Republicans have instituted term limits for their chairman, meaning they can't monopolize top committees for decades and giving other members of their caucus a chance to hold leadership positions. Democrats, on the other hand, work on a seniority system that rewards the longest-serving members and converts them into corrupt, arrogant and unaccountable autocrats.
There's no better example of this dynamic in action than Sen. Max Baucus and his Senate Finance Committee, where he and three of his best buddies are working to overrule the will of the entire House and virtually the entire Democratic caucus in the Senate while vacuuming up huge dollars from his lobbyist friends. But he doesn't give a shit, because there's nothing anyone else can do about it.
Except that some in the Democratic caucus are tiring of this arrangement.
In an apparent warning to Senate Finance Committee Chairman Max Baucus (D-Mont.), some liberal Democrats have suggested a secret-ballot vote every two years on whether or not to strip committee chairmen of their gavels.
Baucus, who is more conservative than most of the Democratic Conference, has frustrated many of his liberal colleagues by negotiating for weeks with Republicans over healthcare reform without producing a bill or even much detail about the policies he is considering.

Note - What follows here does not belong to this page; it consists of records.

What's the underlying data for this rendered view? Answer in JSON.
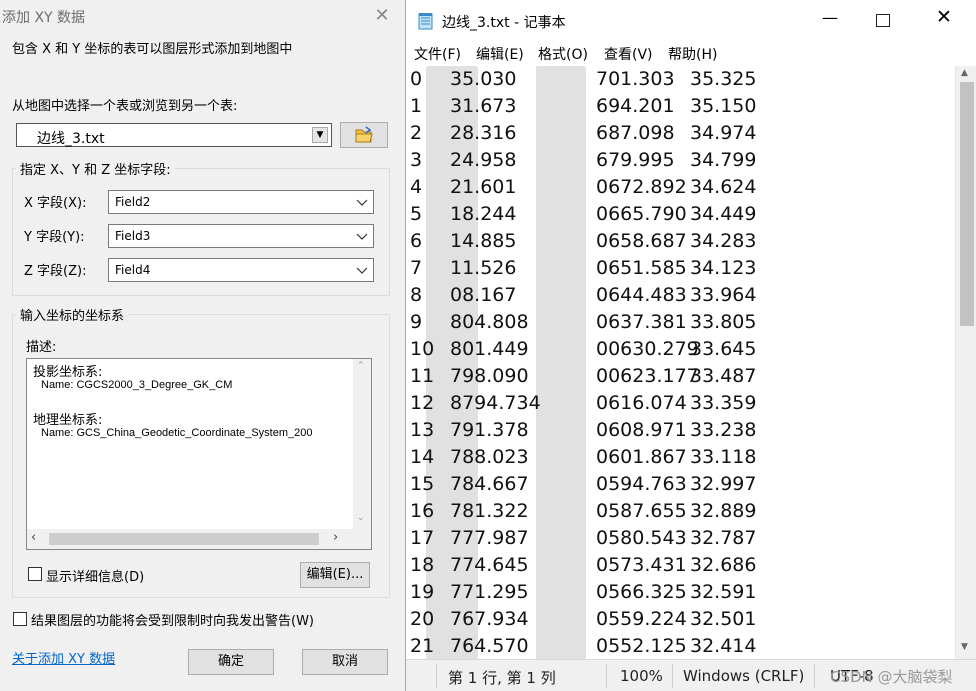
{
  "dialog": {
    "title": "添加 XY 数据",
    "intro": "包含 X 和 Y 坐标的表可以图层形式添加到地图中",
    "choose_label": "从地图中选择一个表或浏览到另一个表:",
    "table_value": "边线_3.txt",
    "fields_group": "指定 X、Y 和 Z 坐标字段:",
    "x_label": "X 字段(X):",
    "x_value": "Field2",
    "y_label": "Y 字段(Y):",
    "y_value": "Field3",
    "z_label": "Z 字段(Z):",
    "z_value": "Field4",
    "crs_group": "输入坐标的坐标系",
    "desc_label": "描述:",
    "proj_title": "投影坐标系:",
    "proj_name": "Name: CGCS2000_3_Degree_GK_CM",
    "geo_title": "地理坐标系:",
    "geo_name": "Name: GCS_China_Geodetic_Coordinate_System_200",
    "show_details": "显示详细信息(D)",
    "edit_button": "编辑(E)...",
    "warn_label": "结果图层的功能将会受到限制时向我发出警告(W)",
    "help_link": "关于添加 XY 数据",
    "ok_button": "确定",
    "cancel_button": "取消"
  },
  "notepad": {
    "title": "边线_3.txt - 记事本",
    "menus": [
      "文件(F)",
      "编辑(E)",
      "格式(O)",
      "查看(V)",
      "帮助(H)"
    ],
    "lines": [
      {
        "n": "0",
        "x": "35.030",
        "y": "701.303",
        "z": "35.325"
      },
      {
        "n": "1",
        "x": "31.673",
        "y": "694.201",
        "z": "35.150"
      },
      {
        "n": "2",
        "x": "28.316",
        "y": "687.098",
        "z": "34.974"
      },
      {
        "n": "3",
        "x": "24.958",
        "y": "679.995",
        "z": "34.799"
      },
      {
        "n": "4",
        "x": "21.601",
        "y": "0672.892",
        "z": "34.624"
      },
      {
        "n": "5",
        "x": "18.244",
        "y": "0665.790",
        "z": "34.449"
      },
      {
        "n": "6",
        "x": "14.885",
        "y": "0658.687",
        "z": "34.283"
      },
      {
        "n": "7",
        "x": "11.526",
        "y": "0651.585",
        "z": "34.123"
      },
      {
        "n": "8",
        "x": "08.167",
        "y": "0644.483",
        "z": "33.964"
      },
      {
        "n": "9",
        "x": "804.808",
        "y": "0637.381",
        "z": "33.805"
      },
      {
        "n": "10",
        "x": "801.449",
        "y": "00630.279",
        "z": "33.645"
      },
      {
        "n": "11",
        "x": "798.090",
        "y": "00623.177",
        "z": "33.487"
      },
      {
        "n": "12",
        "x": "8794.734",
        "y": "0616.074",
        "z": "33.359"
      },
      {
        "n": "13",
        "x": "791.378",
        "y": "0608.971",
        "z": "33.238"
      },
      {
        "n": "14",
        "x": "788.023",
        "y": "0601.867",
        "z": "33.118"
      },
      {
        "n": "15",
        "x": "784.667",
        "y": "0594.763",
        "z": "32.997"
      },
      {
        "n": "16",
        "x": "781.322",
        "y": "0587.655",
        "z": "32.889"
      },
      {
        "n": "17",
        "x": "777.987",
        "y": "0580.543",
        "z": "32.787"
      },
      {
        "n": "18",
        "x": "774.645",
        "y": "0573.431",
        "z": "32.686"
      },
      {
        "n": "19",
        "x": "771.295",
        "y": "0566.325",
        "z": "32.591"
      },
      {
        "n": "20",
        "x": "767.934",
        "y": "0559.224",
        "z": "32.501"
      },
      {
        "n": "21",
        "x": "764.570",
        "y": "0552.125",
        "z": "32.414"
      }
    ],
    "status_pos": "第 1 行, 第 1 列",
    "status_zoom": "100%",
    "status_eol": "Windows (CRLF)",
    "status_enc": "UTF-8",
    "watermark": "CSDN @大脑袋梨"
  }
}
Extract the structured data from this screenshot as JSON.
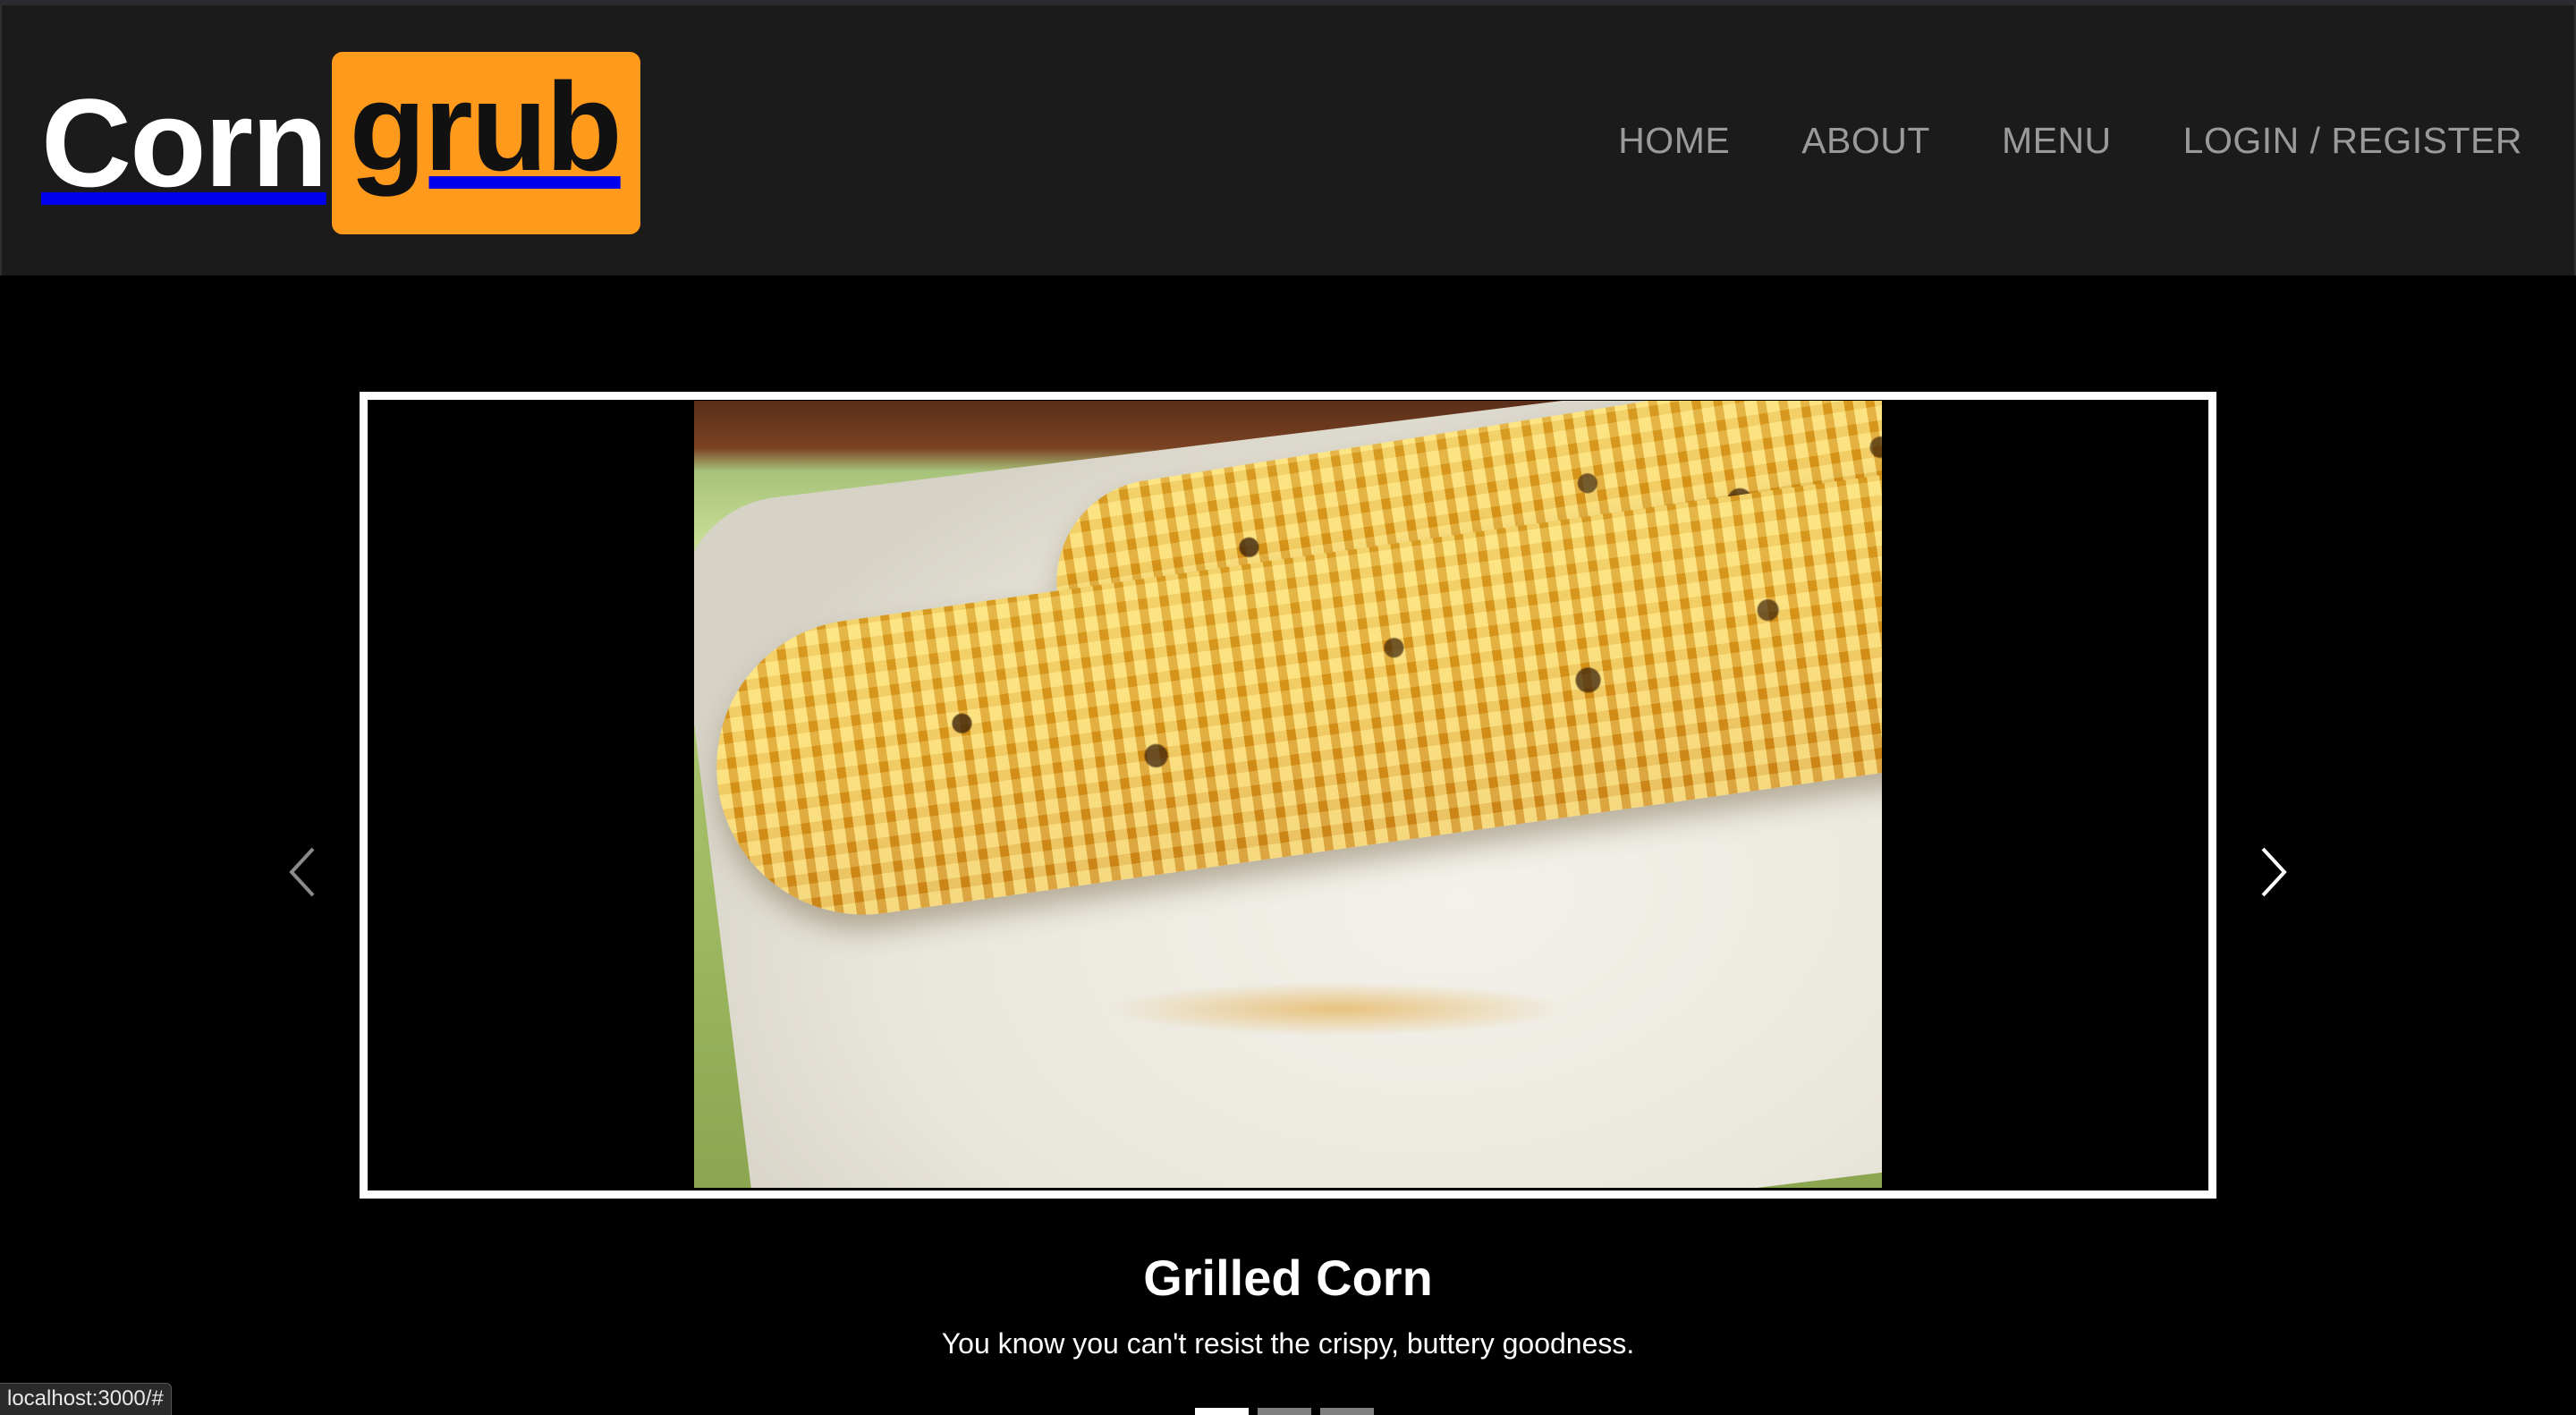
{
  "brand": {
    "part1": "Corn",
    "part2": "grub",
    "accent_color": "#ff9a1d"
  },
  "nav": {
    "items": [
      {
        "label": "HOME"
      },
      {
        "label": "ABOUT"
      },
      {
        "label": "MENU"
      },
      {
        "label": "LOGIN / REGISTER"
      }
    ]
  },
  "carousel": {
    "slide": {
      "image_subject": "grilled corn on the cob on a white plate",
      "caption_title": "Grilled Corn",
      "caption_text": "You know you can't resist the crispy, buttery goodness."
    },
    "prev_icon": "chevron-left-icon",
    "next_icon": "chevron-right-icon",
    "indicator_count": 3,
    "active_index": 0
  },
  "status_bar": {
    "url": "localhost:3000/#"
  }
}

"Every two years the caucus could have a secret ballot on whether a chairman should continue, yes or no," said Sen. Tom Harkin (D-Iowa), the chairman of the Senate Agriculture Committee. "If the ‘no’s win, [the chairman’s] out.
"I’ve heard it talked about before," he added.
Senate Dems should absolutely get this done. Any Democrat who doesn't have a chairmanship should want to vote for this. They outnumber the committee chairs:
Sen. Joe Lieberman (I-Conn.), who survived a secret-ballot referendum on his chairmanship of the Homeland Security and Government Affairs Committee in November, said he would oppose such a vote on all chairmen.
Time to end the tyranny of the long-serving.